For me, the most disheartening part of the interview isn't that they wouldn't pony up $4M for Crow, it's that they wouldn't have signed Marcus Jones and J.P. Ramirez but for the failure with Crow. That's the red flag in this conversation. If Ramirez is worth $1.6M he's worth it whether Crow signs or not. If you draft 50 guys, you ought to budget to sign 50 guys at whatever they're worth to you. A franchise, particularly this franchise, should never be in the position of having to choose between draft picks. Pick the guys you want, and stick to the numbers you have in mind. That's fine. But don't short the budget. That's dangerously close to CHEEEA...

August 1, 2008

The Kids Are Alright

The Bonifacio-Gonzalez middle infield defense appears to be as-advertised. As does Emilio's vaunted speed, and Alberto's batting eye. It was just one game, and a game against Homer Bailey, at that, but I'll join the chorus that's saying, "If I have to watch bad baseball, I'd prefer it be played by 9 hustling kids."

Apparently Odalis Perez feels the same way. The youth movement inspired arguably his best start of the season, 1 run on 3 hits over 7 and a third innings. That was more than enough against Bailey, who I expect to see on our roster by this time next season at this rate. The top of the lineup jumped all over Homer, getting 2 runs in the first inning and tacking on three more in the second, including a double by Gonzalez and a single/steal combo by Bonifacio.

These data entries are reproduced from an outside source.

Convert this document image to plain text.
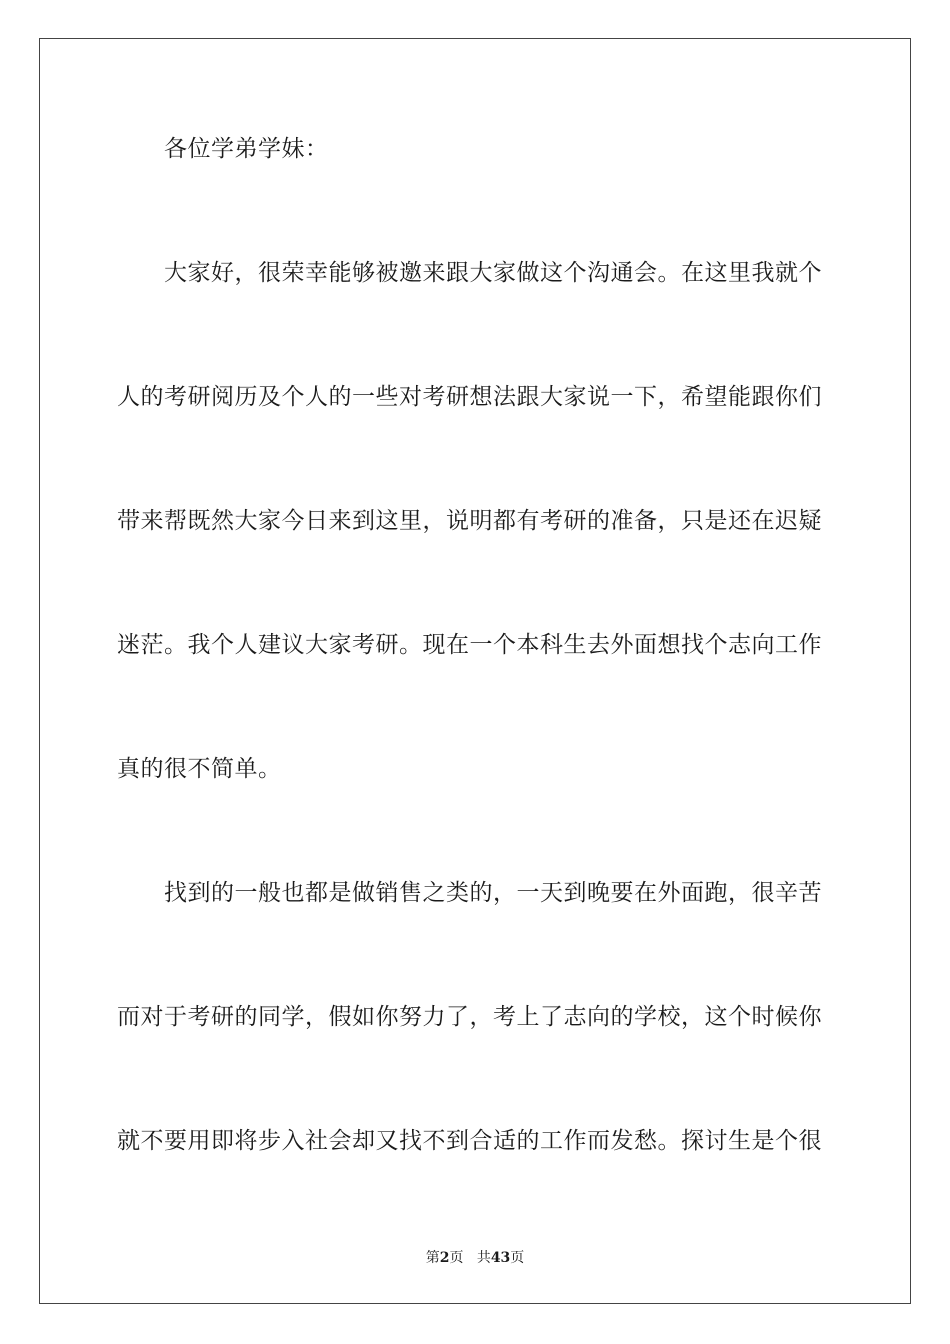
各位学弟学妹：
大家好，很荣幸能够被邀来跟大家做这个沟通会。在这里我就个
人的考研阅历及个人的一些对考研想法跟大家说一下，希望能跟你们
带来帮既然大家今日来到这里，说明都有考研的准备，只是还在迟疑
迷茫。我个人建议大家考研。现在一个本科生去外面想找个志向工作
真的很不简单。
找到的一般也都是做销售之类的，一天到晚要在外面跑，很辛苦
而对于考研的同学，假如你努力了，考上了志向的学校，这个时候你
就不要用即将步入社会却又找不到合适的工作而发愁。探讨生是个很
第2页 共43页
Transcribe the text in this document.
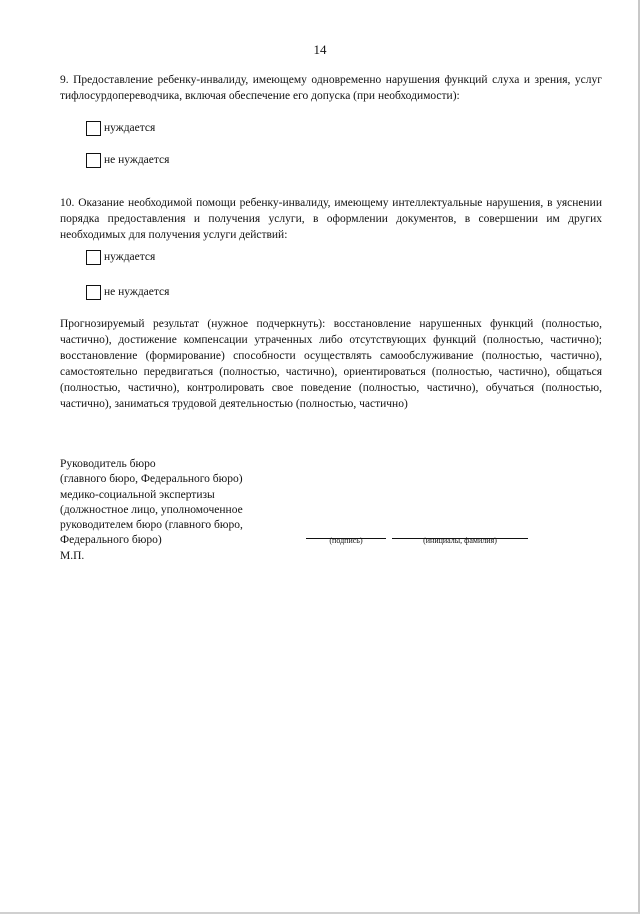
14
9. Предоставление ребенку-инвалиду, имеющему одновременно нарушения функций слуха и зрения, услуг тифлосурдопереводчика, включая обеспечение его допуска (при необходимости):
нуждается
не нуждается
10. Оказание необходимой помощи ребенку-инвалиду, имеющему интеллектуальные нарушения, в уяснении порядка предоставления и получения услуги, в оформлении документов, в совершении им других необходимых для получения услуги действий:
нуждается
не нуждается
Прогнозируемый результат (нужное подчеркнуть): восстановление нарушенных функций (полностью, частично), достижение компенсации утраченных либо отсутствующих функций (полностью, частично); восстановление (формирование) способности осуществлять самообслуживание (полностью, частично), самостоятельно передвигаться (полностью, частично), ориентироваться (полностью, частично), общаться (полностью, частично), контролировать свое поведение (полностью, частично), обучаться (полностью, частично), заниматься трудовой деятельностью (полностью, частично)
Руководитель бюро
(главного бюро, Федерального бюро)
медико-социальной экспертизы
(должностное лицо, уполномоченное
руководителем бюро (главного бюро,
Федерального бюро)	(подпись)	(инициалы, фамилия)
М.П.
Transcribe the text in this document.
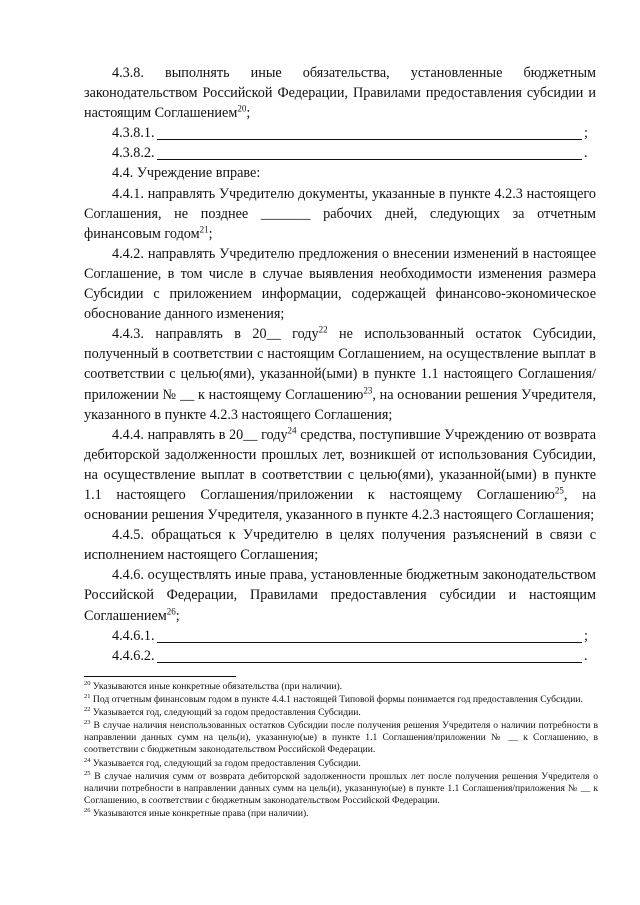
4.3.8. выполнять иные обязательства, установленные бюджетным законодательством Российской Федерации, Правилами предоставления субсидии и настоящим Соглашением$^{20}$;

4.3.8.1.	;
4.3.8.2.	.

4.4. Учреждение вправе:

4.4.1. направлять Учредителю документы, указанные в пункте 4.2.3 настоящего Соглашения, не позднее _______ рабочих дней, следующих за отчетным финансовым годом$^{21}$;

4.4.2. направлять Учредителю предложения о внесении изменений в настоящее Соглашение, в том числе в случае выявления необходимости изменения размера Субсидии с приложением информации, содержащей финансово-экономическое обоснование данного изменения;

4.4.3. направлять в 20__ году$^{22}$ не использованный остаток Субсидии, полученный в соответствии с настоящим Соглашением, на осуществление выплат в соответствии с целью(ями), указанной(ыми) в пункте 1.1 настоящего Соглашения/приложении № __ к настоящему Соглашению$^{23}$, на основании решения Учредителя, указанного в пункте 4.2.3 настоящего Соглашения;

4.4.4. направлять в 20__ году$^{24}$ средства, поступившие Учреждению от возврата дебиторской задолженности прошлых лет, возникшей от использования Субсидии, на осуществление выплат в соответствии с целью(ями), указанной(ыми) в пункте 1.1 настоящего Соглашения/приложении к настоящему Соглашению$^{25}$, на основании решения Учредителя, указанного в пункте 4.2.3 настоящего Соглашения;

4.4.5. обращаться к Учредителю в целях получения разъяснений в связи с исполнением настоящего Соглашения;

4.4.6. осуществлять иные права, установленные бюджетным законодательством Российской Федерации, Правилами предоставления субсидии и настоящим Соглашением$^{26}$;

4.4.6.1.	;
4.4.6.2.	.

$^{20}$ Указываются иные конкретные обязательства (при наличии).

$^{21}$ Под отчетным финансовым годом в пункте 4.4.1 настоящей Типовой формы понимается год предоставления Субсидии.

$^{22}$ Указывается год, следующий за годом предоставления Субсидии.

$^{23}$ В случае наличия неиспользованных остатков Субсидии после получения решения Учредителя о наличии потребности в направлении данных сумм на цель(и), указанную(ые) в пункте 1.1 Соглашения/приложении № __ к Соглашению, в соответствии с бюджетным законодательством Российской Федерации.

$^{24}$ Указывается год, следующий за годом предоставления Субсидии.

$^{25}$ В случае наличия сумм от возврата дебиторской задолженности прошлых лет после получения решения Учредителя о наличии потребности в направлении данных сумм на цель(и), указанную(ые) в пункте 1.1 Соглашения/приложения № __ к Соглашению, в соответствии с бюджетным законодательством Российской Федерации.

$^{26}$ Указываются иные конкретные права (при наличии).
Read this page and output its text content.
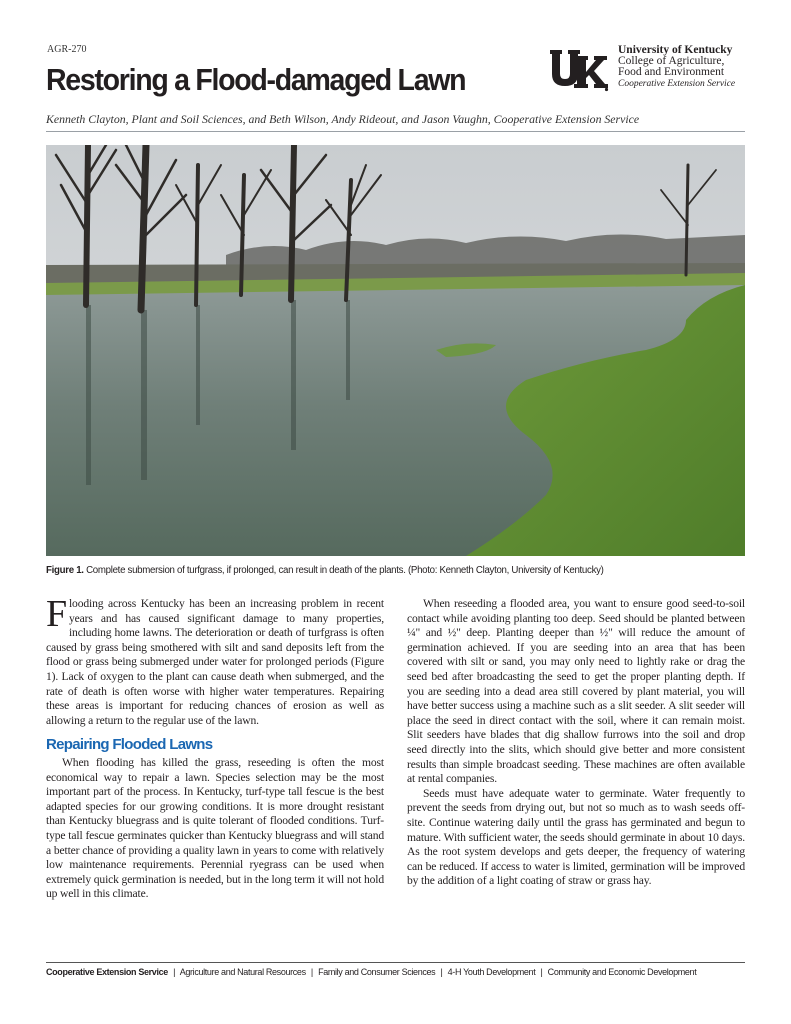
AGR-270
Restoring a Flood-damaged Lawn
University of Kentucky
College of Agriculture,
Food and Environment
Cooperative Extension Service
Kenneth Clayton, Plant and Soil Sciences, and Beth Wilson, Andy Rideout, and Jason Vaughn, Cooperative Extension Service
Figure 1. Complete submersion of turfgrass, if prolonged, can result in death of the plants. (Photo: Kenneth Clayton, University of Kentucky)

Flooding across Kentucky has been an increasing problem in recent years and has caused significant damage to many properties, including home lawns. The deterioration or death of turfgrass is often caused by grass being smothered with silt and sand deposits left from the flood or grass being submerged under water for prolonged periods (Figure 1). Lack of oxygen to the plant can cause death when submerged, and the rate of death is often worse with higher water temperatures. Repairing these areas is important for reducing chances of erosion as well as allowing a return to the regular use of the lawn.

Repairing Flooded Lawns

When flooding has killed the grass, reseeding is often the most economical way to repair a lawn. Species selection may be the most important part of the process. In Kentucky, turf-type tall fescue is the best adapted species for our growing conditions. It is more drought resistant than Kentucky bluegrass and is quite tolerant of flooded conditions. Turf-type tall fescue germinates quicker than Kentucky bluegrass and will stand a better chance of providing a quality lawn in years to come with relatively low maintenance requirements. Perennial ryegrass can be used when extremely quick germination is needed, but in the long term it will not hold up well in this climate.

When reseeding a flooded area, you want to ensure good seed-to-soil contact while avoiding planting too deep. Seed should be planted between ¼" and ½" deep. Planting deeper than ½" will reduce the amount of germination achieved. If you are seeding into an area that has been covered with silt or sand, you may only need to lightly rake or drag the seed bed after broadcasting the seed to get the proper planting depth. If you are seeding into a dead area still covered by plant material, you will have better success using a machine such as a slit seeder. A slit seeder will place the seed in direct contact with the soil, where it can remain moist. Slit seeders have blades that dig shallow furrows into the soil and drop seed directly into the slits, which should give better and more consistent results than simple broadcast seeding. These machines are often available at rental companies.

Seeds must have adequate water to germinate. Water frequently to prevent the seeds from drying out, but not so much as to wash seeds off-site. Continue watering daily until the grass has germinated and begun to mature. With sufficient water, the seeds should germinate in about 10 days. As the root system develops and gets deeper, the frequency of watering can be reduced. If access to water is limited, germination will be improved by the addition of a light coating of straw or grass hay.

Cooperative Extension Service | Agriculture and Natural Resources | Family and Consumer Sciences | 4-H Youth Development | Community and Economic Development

Yes, the offense pretty much closed up shop after that, but Perez, "Everyday" Saul Rivera and newly anointed closer Joel Hanrahan held the Reds in check, doing an especially nice job against the heart of the Cincy lineup. If we can get this kind of combination of pitching and defense down the stretch, Nats baseball will be a lot more watchable. Heck, it might even cost us the "Strasburg Sweepstakes."